Amazon Web Services has upped its enterprise credibility again, this time via a partnership with SAP that has certified certain SAP applications to run in production environments on the AWS cloud. General-purpose clouds such as AWS have been criticized as not being trustworthy enough to handle mission-critical, heavy-duty enterprise applications like those SAP sells — especially outside test-and-development environments — so the deal is something of a coup for AWS.

The certification means SAP has tested and benchmarked the AWS cloud just as it does with traditional physical- and virtual-server platforms, and has deemed certain configurations capable of meeting SAP’s stringent demands. As a result, customers running certified applications will receive joint support from AWS and SAP, as well as from third-party systems integrators specially trained in setup and ongoing support for SAP on AWS. According to AWS VP Adam Selipsky, the process was extensive and AWS spent a lot of time optimizing its platform to handle the unique demands of SAP applications.

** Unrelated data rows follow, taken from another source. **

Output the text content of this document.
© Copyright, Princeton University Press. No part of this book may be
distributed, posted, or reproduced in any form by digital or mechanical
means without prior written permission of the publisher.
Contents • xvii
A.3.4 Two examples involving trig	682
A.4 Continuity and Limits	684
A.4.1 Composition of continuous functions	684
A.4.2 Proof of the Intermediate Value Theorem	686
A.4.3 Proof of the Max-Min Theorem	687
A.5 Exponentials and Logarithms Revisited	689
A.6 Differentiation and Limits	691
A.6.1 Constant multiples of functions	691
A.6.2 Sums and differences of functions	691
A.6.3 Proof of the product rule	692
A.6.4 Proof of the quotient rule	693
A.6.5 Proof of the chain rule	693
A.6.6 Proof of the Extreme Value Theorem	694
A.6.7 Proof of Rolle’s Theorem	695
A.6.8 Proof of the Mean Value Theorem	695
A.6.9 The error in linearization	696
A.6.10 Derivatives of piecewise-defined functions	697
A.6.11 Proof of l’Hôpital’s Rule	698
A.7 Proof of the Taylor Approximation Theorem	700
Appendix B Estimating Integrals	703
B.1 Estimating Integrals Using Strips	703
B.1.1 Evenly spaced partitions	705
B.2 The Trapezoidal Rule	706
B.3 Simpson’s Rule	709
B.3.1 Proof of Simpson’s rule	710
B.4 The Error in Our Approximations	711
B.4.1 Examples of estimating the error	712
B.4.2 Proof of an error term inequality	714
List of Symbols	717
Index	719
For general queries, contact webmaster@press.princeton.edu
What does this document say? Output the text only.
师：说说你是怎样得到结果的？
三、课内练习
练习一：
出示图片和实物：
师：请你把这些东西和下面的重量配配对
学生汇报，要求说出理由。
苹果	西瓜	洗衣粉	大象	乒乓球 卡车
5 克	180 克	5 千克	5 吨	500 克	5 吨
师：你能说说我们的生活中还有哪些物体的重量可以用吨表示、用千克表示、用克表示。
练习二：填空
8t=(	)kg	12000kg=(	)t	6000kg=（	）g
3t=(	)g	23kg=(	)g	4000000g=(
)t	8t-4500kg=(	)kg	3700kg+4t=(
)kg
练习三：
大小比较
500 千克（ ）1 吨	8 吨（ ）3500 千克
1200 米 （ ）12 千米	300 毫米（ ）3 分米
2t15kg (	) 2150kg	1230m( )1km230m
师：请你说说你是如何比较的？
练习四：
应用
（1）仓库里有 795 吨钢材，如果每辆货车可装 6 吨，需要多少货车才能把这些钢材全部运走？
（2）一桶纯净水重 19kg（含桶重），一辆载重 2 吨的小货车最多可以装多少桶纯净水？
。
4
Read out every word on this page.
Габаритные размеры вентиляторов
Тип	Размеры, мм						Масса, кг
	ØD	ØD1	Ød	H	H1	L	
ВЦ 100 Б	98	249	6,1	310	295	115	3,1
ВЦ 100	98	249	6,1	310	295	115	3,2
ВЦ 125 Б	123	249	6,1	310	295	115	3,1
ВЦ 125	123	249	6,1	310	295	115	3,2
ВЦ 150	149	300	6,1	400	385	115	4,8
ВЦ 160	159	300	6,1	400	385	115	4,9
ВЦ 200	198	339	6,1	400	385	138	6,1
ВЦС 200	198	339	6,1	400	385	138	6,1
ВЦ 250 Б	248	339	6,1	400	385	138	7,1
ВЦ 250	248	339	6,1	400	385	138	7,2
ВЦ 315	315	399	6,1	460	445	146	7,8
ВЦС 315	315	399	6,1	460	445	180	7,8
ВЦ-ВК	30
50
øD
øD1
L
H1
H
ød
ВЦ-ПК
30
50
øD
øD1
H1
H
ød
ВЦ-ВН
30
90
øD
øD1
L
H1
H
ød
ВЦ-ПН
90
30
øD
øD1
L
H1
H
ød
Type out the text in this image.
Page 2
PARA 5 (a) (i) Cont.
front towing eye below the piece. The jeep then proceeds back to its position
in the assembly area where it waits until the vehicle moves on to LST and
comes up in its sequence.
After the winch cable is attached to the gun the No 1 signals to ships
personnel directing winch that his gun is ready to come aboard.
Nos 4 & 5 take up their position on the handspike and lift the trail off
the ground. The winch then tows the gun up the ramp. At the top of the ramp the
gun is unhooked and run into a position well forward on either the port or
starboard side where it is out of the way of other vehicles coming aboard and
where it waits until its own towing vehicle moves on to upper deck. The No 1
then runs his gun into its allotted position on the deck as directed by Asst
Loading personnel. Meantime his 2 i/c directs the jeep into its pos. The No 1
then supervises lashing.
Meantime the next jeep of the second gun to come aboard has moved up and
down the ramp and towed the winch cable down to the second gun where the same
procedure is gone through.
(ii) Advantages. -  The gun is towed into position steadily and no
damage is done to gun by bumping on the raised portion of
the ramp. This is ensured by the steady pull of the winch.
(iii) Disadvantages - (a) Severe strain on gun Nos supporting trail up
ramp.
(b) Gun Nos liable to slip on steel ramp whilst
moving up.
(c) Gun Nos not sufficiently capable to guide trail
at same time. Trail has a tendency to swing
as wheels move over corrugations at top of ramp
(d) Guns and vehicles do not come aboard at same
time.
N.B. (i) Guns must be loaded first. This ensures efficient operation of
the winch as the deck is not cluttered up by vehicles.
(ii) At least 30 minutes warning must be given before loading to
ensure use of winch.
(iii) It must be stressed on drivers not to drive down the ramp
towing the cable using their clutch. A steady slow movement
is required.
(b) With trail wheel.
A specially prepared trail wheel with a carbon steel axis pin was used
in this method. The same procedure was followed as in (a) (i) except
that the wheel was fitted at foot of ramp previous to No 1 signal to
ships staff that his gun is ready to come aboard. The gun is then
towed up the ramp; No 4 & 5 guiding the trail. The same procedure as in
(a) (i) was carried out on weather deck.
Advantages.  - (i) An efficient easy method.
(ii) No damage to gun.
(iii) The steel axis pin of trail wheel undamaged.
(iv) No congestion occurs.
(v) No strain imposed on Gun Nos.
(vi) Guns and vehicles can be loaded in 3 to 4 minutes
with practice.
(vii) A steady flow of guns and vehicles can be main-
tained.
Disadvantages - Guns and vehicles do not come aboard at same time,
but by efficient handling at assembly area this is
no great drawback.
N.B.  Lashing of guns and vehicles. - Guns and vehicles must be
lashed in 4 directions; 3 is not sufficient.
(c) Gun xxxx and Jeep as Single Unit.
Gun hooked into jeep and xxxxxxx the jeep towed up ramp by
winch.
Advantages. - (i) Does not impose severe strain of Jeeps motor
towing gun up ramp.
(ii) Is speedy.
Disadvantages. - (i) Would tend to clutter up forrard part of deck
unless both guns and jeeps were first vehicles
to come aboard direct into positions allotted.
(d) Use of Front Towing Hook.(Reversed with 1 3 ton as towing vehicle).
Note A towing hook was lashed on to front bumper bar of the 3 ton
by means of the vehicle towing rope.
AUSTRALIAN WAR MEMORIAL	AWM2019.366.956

Presently, SAP Business Objects and Rapid Deployment Solutions are certified to run on Linux servers within AWS, but certifications for SAP’s flagship ERP applications and for AWS Windows instances are on the way.

Selipsky said that AWS’s business has been growing “unabated,” even after its recent outage, so he doesn’t see that event scaring too many enterprises away from moving their production applications to the cloud. In fact, he noted, AWS has a large number of customers — including Recovery.gov and Lionsgate Entertainment — running SAP applications in test-dev environments that are anxious to start running it in production.

Kevin Ichhpurani, SVP of the Global Ecosystem and Channels Group at SAP, said SAP has seen a steady stream of customers moving to the cloud “and we don’t see a change in that trend.” Even if events like the AWS outage do stoke availability fears, he said, they only will delay the inevitable cloud migration because there’s too much pent-up demand to turn back now.

Other cloud computing providers, including CSC and Virtustream, are already SAP-certified, but they were built from the ground up to handle enterprise applications. AWS, on the other hand, provides more of a one-size-fits-all self-service cloud platform that doesn’t always allow for the customization that some enterprise applications require. Thus far, this has meant heavy reliance on AWS by many SMBs and web-application developers, but somewhat limited usage by performance- and security-wary large enterprises.

However, with SAP certification, as well as new features such as an advanced Virtual Private Cloud and Dedicated Instances, and with regulatory compliance certifications stacking up, AWS is showing it’s determined not to cede the enterprise-application market to more-targeted cloud providers.